There's no web knowledgebase to help you out if you run into problems, but Free Web Hosting Area does offer email support. We tested this by sending a short message about SSL support, asking whether the company was using Let's Encrypt certificates, and what was meant by the firm saying that certificates would only be given to sites with 'quality web content.'
A reply arrived almost exactly eight hours later, a decent response time for any level of hosting. The agent didn't tell us anything about the company's SSL certificates, but explained that 'sites with a page containing "TEST PAGE" are, of course, not quality content.'
Well, okay, but having to put your website through that type of subjective test is still a hassle. You'll have to make sure your site is largely finished and viewable, for instance, before you ask. And what if your site is password-protected, so all any casual visitor sees is a login box? Will you have to hand over some credentials to Free Web Hosting Area, in order for it to assess the 'quality' of your content?
Speed is an important factor in choosing a web host, and although you can get better performance if you're spending big money, free services often deliver more than you'd expect.
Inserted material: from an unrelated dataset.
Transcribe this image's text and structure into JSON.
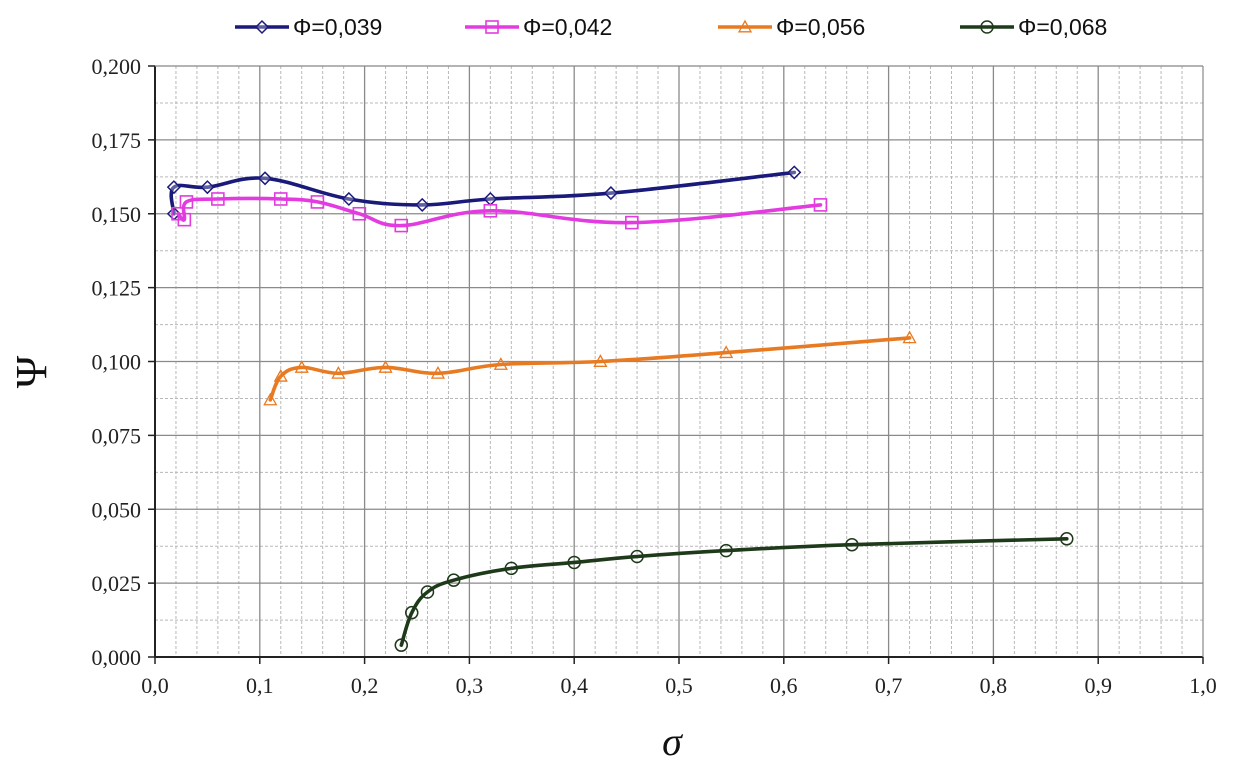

We had Uptime.com continuously monitor the performance of our website over time. The report showed a typical response time of 260ms, fractionally slower than average, though not enough to make a noticeable difference. This could rise to as much as 1.4 seconds, which is also slower than many competitors, but these issues were rare (two or three times a day, lasting a few minutes at most).
Dotcom-tools website speed test simulated loading our site from 16 locations across the US and Europe. This time, Free Web Hosting Area was 10-20% faster than usual, with page load times averaging 724ms for the first run, 694ms for the second.
Put it all together and speed doesn't seem to be an issue for Free Web Hosting Area. Keep in mind that your results may vary considerably if you're on a server with a stack of very busy websites, though, all competing for the same bandwidth. The only way to find out for sure is to create a test site and monitor its speed over time.
A quirky web host which scores in some areas (unmetered traffic, backups), and bombs in others (feeble control panel, no auto-WordPress installer). Worth a look for experienced users who need its more technical features, but everyone else will be better off elsewhere.